I) La mise en ligne du courant « transhumaniste »

 

A – La consécration d'un « soi digital » : La virtualisation de l'Homme

  • Imprégnation des réseaux sociaux. EX : Facebook et co.

  • Avancées numériques/technologique. EX : reconnaissance empreinte Smartphone

  • Primat du digital → « numérisation » de l'homme

B - De l'homme virtualisé à l'homme augmenté

  • Progrès technologiques : EX : Médecine : imprimante 3D/ Implants

  • Notion de « l'homme cyborg », consécration de l'homme machine

  • La place de la science-fiction

 

II) L'homme augmenté, entre considération juridique et sociétale

 

A- L'homme augmenté à l'épreuve du droit

  • L'homme augmenté à la distinction des personnes et des choses

  • Les lois de la robotique et les lois bio-éthique

  • L'homme augmenté et la responsabilité civile

  • La cryogénisation

  • Les normes et les réseaux sociaux

B – Une remise en cause de l'Homme : « post-humanisme »

  • Un sujet clivant entre peur et opportunités

  • Les aspects négatifs

  • Les aspects positifs

  • Amélioration de la condition humaine

 

 

 

 

 

 

 

 

 

 

 

 

INTRODUCTION

 

De la machine à écrire à l'ordinateur, du téléphone mobile au smartphone high-tech, de l'addiction à Facebook au phénomène de trans-humanisation, l'évolution à laquelle nous assistons et à laquelle nous contribuons quotidiennement nous conduit à nous projeter vers un futur que nous avons eu pour coutume d'observer régulièrement sur la plate-forme cinématographique.

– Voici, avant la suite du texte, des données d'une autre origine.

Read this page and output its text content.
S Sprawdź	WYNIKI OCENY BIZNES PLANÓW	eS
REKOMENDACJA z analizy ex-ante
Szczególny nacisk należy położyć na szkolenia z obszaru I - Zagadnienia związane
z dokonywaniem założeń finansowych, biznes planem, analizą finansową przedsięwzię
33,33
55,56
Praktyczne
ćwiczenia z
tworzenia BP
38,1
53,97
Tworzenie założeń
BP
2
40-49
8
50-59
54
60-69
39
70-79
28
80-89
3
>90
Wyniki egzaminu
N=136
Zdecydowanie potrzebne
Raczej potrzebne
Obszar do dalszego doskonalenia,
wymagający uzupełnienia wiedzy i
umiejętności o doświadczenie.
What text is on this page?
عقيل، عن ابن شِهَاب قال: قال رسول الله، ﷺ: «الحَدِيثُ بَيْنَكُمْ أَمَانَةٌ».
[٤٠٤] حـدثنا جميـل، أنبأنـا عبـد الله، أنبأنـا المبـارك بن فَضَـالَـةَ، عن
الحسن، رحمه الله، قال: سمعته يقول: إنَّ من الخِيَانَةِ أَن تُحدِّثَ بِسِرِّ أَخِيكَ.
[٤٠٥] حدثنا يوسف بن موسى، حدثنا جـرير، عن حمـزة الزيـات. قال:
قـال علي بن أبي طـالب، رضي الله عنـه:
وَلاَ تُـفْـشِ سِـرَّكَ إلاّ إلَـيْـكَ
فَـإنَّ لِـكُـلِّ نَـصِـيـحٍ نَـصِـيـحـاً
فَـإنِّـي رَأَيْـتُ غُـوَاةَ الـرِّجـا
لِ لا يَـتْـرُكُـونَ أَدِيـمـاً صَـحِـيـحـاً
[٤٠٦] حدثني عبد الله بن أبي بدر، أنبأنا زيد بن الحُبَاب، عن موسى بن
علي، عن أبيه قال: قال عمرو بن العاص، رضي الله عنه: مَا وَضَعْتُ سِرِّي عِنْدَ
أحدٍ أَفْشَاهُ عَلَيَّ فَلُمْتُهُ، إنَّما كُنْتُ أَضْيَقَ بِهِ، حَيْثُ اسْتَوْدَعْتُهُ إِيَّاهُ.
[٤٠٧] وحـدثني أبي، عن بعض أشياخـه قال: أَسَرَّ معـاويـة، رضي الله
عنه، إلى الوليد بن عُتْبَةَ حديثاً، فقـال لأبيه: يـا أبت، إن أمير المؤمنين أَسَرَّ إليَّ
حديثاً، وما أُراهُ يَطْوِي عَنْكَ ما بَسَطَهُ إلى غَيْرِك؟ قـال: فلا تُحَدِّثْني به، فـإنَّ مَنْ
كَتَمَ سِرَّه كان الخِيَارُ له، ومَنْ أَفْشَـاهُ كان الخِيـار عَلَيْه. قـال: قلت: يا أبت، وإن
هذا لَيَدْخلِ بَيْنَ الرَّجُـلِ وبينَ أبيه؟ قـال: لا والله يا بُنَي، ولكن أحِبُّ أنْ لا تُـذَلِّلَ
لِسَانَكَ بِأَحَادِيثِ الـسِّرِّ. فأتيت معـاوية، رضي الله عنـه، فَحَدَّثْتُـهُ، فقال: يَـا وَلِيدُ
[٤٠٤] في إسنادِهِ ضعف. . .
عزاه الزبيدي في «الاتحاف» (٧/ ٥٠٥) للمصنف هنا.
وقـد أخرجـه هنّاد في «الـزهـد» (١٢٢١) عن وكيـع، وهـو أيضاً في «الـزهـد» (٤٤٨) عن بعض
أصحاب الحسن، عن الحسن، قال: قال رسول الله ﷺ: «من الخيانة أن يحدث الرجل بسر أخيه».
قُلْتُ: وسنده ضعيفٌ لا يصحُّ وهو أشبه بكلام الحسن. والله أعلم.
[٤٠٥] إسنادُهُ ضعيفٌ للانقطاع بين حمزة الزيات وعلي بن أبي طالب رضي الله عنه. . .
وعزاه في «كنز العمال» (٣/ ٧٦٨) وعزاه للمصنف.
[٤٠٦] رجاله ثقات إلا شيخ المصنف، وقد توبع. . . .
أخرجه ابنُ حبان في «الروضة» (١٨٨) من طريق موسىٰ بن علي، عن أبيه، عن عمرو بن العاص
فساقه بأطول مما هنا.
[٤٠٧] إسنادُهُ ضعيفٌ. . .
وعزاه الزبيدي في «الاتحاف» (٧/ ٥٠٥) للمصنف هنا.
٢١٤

De «I robot » à « Lucy» (films de science fiction mettant en avant l'homme évolué, l'homme machine) , le futur illustré n'est pas si irrationnel que nous le pensons. En effet, au fil des années, nous avons assisté à une numérisation progressive de nos systèmes de communication usuels, ces évolutions ont conduit en outre à faciliter les échanges, faciliter la vie courante, optimiser nos moyens et capacités, permettre de rallonger la vie, et engendrer un courant de modernité permettant de fil en aiguille à faire de nous des sur-hommes des temps modernes. Nous verrons à l'issu de cette présentation de quelle façon les évolutions des sciences et de la technologie ont influé sur les hommes, et l'impact qu'elles tendent à avoir sur la vie courante, il conviendra pour ce faire de s'interroger sur la façon dont ces évolutions sont appréhendées par son principal sujet : l'Homme, et l'encadrement de celles-ci par les dispositifs juridiques en place. En outre, nous verrons à l'étude de notre sujet la transition opérée entre le phénomène de virtualisation de l'homme et celui d'augmentation de l'homme, et les enjeux recensés à la fois sur le pan du droit et vis à vis des considérations sociétales. Il conviendra pour se faire d'observer dans un premier temps la mise en ligne du courant transhumaniste avant de nous pencher dans un second temps sur l'homme augmenté pris entre considération juridique et sociétale.

 

 

  1. La mise en ligne du courant transhumaniste

 

Le transhumanisme est un mouvement culturel et intellectuel international prônant l'usage des sciences et des techniques pour améliorer les caractéristiques physiques et mentales des être humains. Nous verrons que ce mouvement s'est inspiré de la consécration progressive de la virtualisation/ numérisation de l'homme (A) pour ensuite s'adonner au phénomène de l'homme augmenté (B)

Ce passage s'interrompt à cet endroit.